Do you see the AFErrors collection return different from empty or null? If so can you share some details about the errors contained?
The first thing to do is logging which will allow to investigate further. If there are always the same set items returning errors it may indicate some systematic error or a configuration issues. A retry mechanism will not be of any use for this case.
4 of 4 people found this helpful
There are at least 2 approaches here:
Approach 1 (simpler):
Inspect AFDataLossException. AFDataLossException Class
This will be returned in PIServerErrors collection in AFErrors. This exception is returned whenever possible data loss is detected (expired consumer, server-side overflow, exception). It will provide a Start and EndTime property that the client can keep track of per PI Data Archive. Persist these error periods and have the batch job/thread process the time ranges to recover the data.
Note that the server will persist the consumer's update queue for about 10 minutes in the event of disconnection. Reconnection is automatically established in AF SDK and if done before that expiration time, you should be able to recover the data automatically (i.e. no data loss exception is returned).
Approach 2 (more complex but offers more control):
1) Maintain a checkpoint timestamp per attribute and persist this state externally. When a new event comes in, move the checkpoint forward to the new time. Assume all times prior to the checkpoint minus explicitly tracked error periods have been received through the pipe successfully.
2) If AFErrors returns an error for an attribute that suggests data loss*, start an error period denoting a potential data loss range, and set the start time to the current checkpoint. Persist the error period state externally. For server-level errors, start the error period for all attributes under that server.
3) When the next event comes in, set the end time for the error period and update the checkpoint. A batch job can later make historical calls passing in the error period time intervals to recover the data.
4) When we receive a new event but can’t process successfully (i.e. 3rd party DB we are writing to is down), place the unprocessed event in a persisted queue to try again later but update the checkpoint.
5) On startup, create error periods between persisted checkpoints to first new value received (on a per attribute basis) so we can backfill over period when application was not running.
*If we only require at-least once processing, we can be fairly broad in defining what constitutes an error period.
We are receiving in-order data.
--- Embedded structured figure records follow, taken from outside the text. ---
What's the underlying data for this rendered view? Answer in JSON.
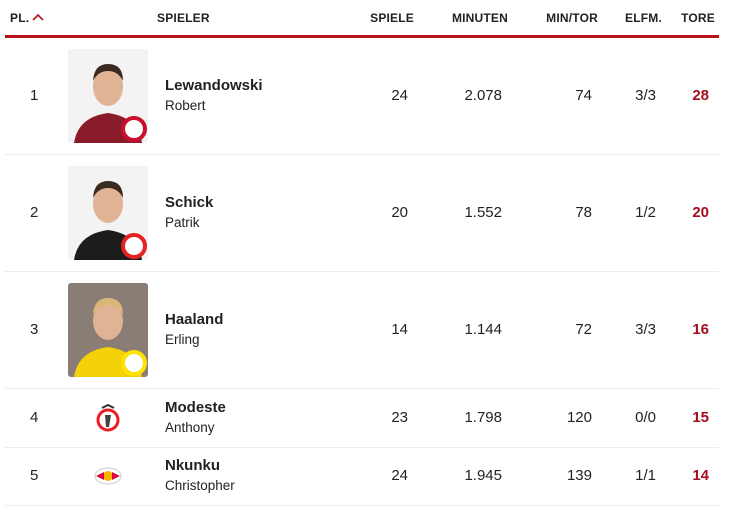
{
  "table": {
    "header": [
      "PL.",
      "SPIELER",
      "SPIELE",
      "MINUTEN",
      "MIN/TOR",
      "ELFM.",
      "TORE"
    ],
    "rows": [
      {
        "rank": "1",
        "last_name": "Lewandowski",
        "first_name": "Robert",
        "games": "24",
        "minutes": "2.078",
        "min_per_goal": "74",
        "penalties": "3/3",
        "goals": "28"
      },
      {
        "rank": "2",
        "last_name": "Schick",
        "first_name": "Patrik",
        "games": "20",
        "minutes": "1.552",
        "min_per_goal": "78",
        "penalties": "1/2",
        "goals": "20"
      },
      {
        "rank": "3",
        "last_name": "Haaland",
        "first_name": "Erling",
        "games": "14",
        "minutes": "1.144",
        "min_per_goal": "72",
        "penalties": "3/3",
        "goals": "16"
      },
      {
        "rank": "4",
        "last_name": "Modeste",
        "first_name": "Anthony",
        "games": "23",
        "minutes": "1.798",
        "min_per_goal": "120",
        "penalties": "0/0",
        "goals": "15"
      },
      {
        "rank": "5",
        "last_name": "Nkunku",
        "first_name": "Christopher",
        "games": "24",
        "minutes": "1.945",
        "min_per_goal": "139",
        "penalties": "1/1",
        "goals": "14"
      }
    ]
  }
}
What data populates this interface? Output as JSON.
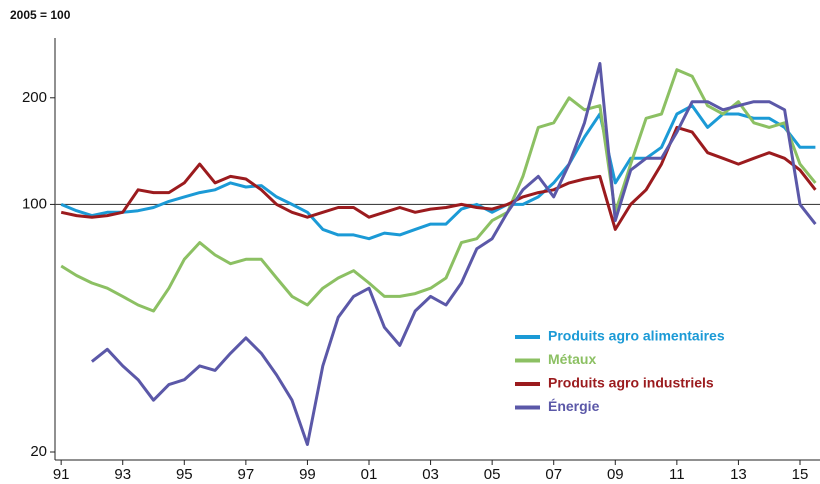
{
  "chart_data": {
    "type": "line",
    "subtitle": "2005 = 100",
    "x": [
      1991,
      1991.5,
      1992,
      1992.5,
      1993,
      1993.5,
      1994,
      1994.5,
      1995,
      1995.5,
      1996,
      1996.5,
      1997,
      1997.5,
      1998,
      1998.5,
      1999,
      1999.5,
      2000,
      2000.5,
      2001,
      2001.5,
      2002,
      2002.5,
      2003,
      2003.5,
      2004,
      2004.5,
      2005,
      2005.5,
      2006,
      2006.5,
      2007,
      2007.5,
      2008,
      2008.5,
      2009,
      2009.5,
      2010,
      2010.5,
      2011,
      2011.5,
      2012,
      2012.5,
      2013,
      2013.5,
      2014,
      2014.5,
      2015,
      2015.5
    ],
    "series": [
      {
        "name": "Produits agro alimentaires",
        "color": "#1b9ad6",
        "values": [
          100,
          96,
          93,
          95,
          95,
          96,
          98,
          102,
          105,
          108,
          110,
          115,
          112,
          113,
          105,
          100,
          95,
          85,
          82,
          82,
          80,
          83,
          82,
          85,
          88,
          88,
          97,
          100,
          95,
          100,
          100,
          105,
          115,
          130,
          155,
          180,
          115,
          135,
          135,
          145,
          180,
          190,
          165,
          180,
          180,
          175,
          175,
          165,
          145,
          145
        ]
      },
      {
        "name": "Métaux",
        "color": "#8cc063",
        "values": [
          67,
          63,
          60,
          58,
          55,
          52,
          50,
          58,
          70,
          78,
          72,
          68,
          70,
          70,
          62,
          55,
          52,
          58,
          62,
          65,
          60,
          55,
          55,
          56,
          58,
          62,
          78,
          80,
          90,
          95,
          120,
          165,
          170,
          200,
          185,
          190,
          95,
          130,
          175,
          180,
          240,
          230,
          190,
          180,
          195,
          170,
          165,
          170,
          130,
          115
        ]
      },
      {
        "name": "Produits agro industriels",
        "color": "#9b1b1e",
        "values": [
          95,
          93,
          92,
          93,
          95,
          110,
          108,
          108,
          115,
          130,
          115,
          120,
          118,
          110,
          100,
          95,
          92,
          95,
          98,
          98,
          92,
          95,
          98,
          95,
          97,
          98,
          100,
          98,
          97,
          100,
          105,
          108,
          110,
          115,
          118,
          120,
          85,
          100,
          110,
          130,
          165,
          160,
          140,
          135,
          130,
          135,
          140,
          135,
          125,
          110
        ]
      },
      {
        "name": "Énergie",
        "color": "#5b58a8",
        "values": [
          null,
          null,
          36,
          39,
          35,
          32,
          28,
          31,
          32,
          35,
          34,
          38,
          42,
          38,
          33,
          28,
          21,
          35,
          48,
          55,
          58,
          45,
          40,
          50,
          55,
          52,
          60,
          75,
          80,
          95,
          110,
          120,
          105,
          130,
          170,
          250,
          90,
          125,
          135,
          135,
          160,
          195,
          195,
          185,
          190,
          195,
          195,
          185,
          100,
          88
        ]
      }
    ],
    "xlim": [
      1990.8,
      2015.65
    ],
    "xticks": [
      {
        "value": 1991,
        "label": "91"
      },
      {
        "value": 1993,
        "label": "93"
      },
      {
        "value": 1995,
        "label": "95"
      },
      {
        "value": 1997,
        "label": "97"
      },
      {
        "value": 1999,
        "label": "99"
      },
      {
        "value": 2001,
        "label": "01"
      },
      {
        "value": 2003,
        "label": "03"
      },
      {
        "value": 2005,
        "label": "05"
      },
      {
        "value": 2007,
        "label": "07"
      },
      {
        "value": 2009,
        "label": "09"
      },
      {
        "value": 2011,
        "label": "11"
      },
      {
        "value": 2013,
        "label": "13"
      },
      {
        "value": 2015,
        "label": "15"
      }
    ],
    "ylim": [
      20,
      295
    ],
    "yticks": [
      20,
      100,
      200
    ],
    "ylog": true,
    "reference_line": 100,
    "legend": "lower right"
  }
}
If we miss an event due to exception, we assume we missed events that are timestamped within that exception time window, so out-of-order events timestamped outside the window that are missed cannot be recovered easily.
Thanks for reply Barry!
In Approach 1, how can I catch this AFDataLossException, I am iterating through errors like following:
private void writeErrorLogs(AFErrors<AFAttribute> errors)
if (errors.PIServerErrors != null && errors.PIServerErrors.Count > 0)
foreach (var item in errors.PIServerErrors)
// save to db
And also please confirm that this AFDataLossException is only available in case of PIServerErrors, how would you recover data if this is an error which is not a PISystem or PIserver error.
Thanks again for your help.
1 of 1 people found this helpful
PIServerErrors is an IDictionary<PIServer, Exception> so you can inspect Exception types by PIServer. You can check if Exception is an instance of AFDataLossException using is or as C# operators. For other errors, you would need to use Approach 2.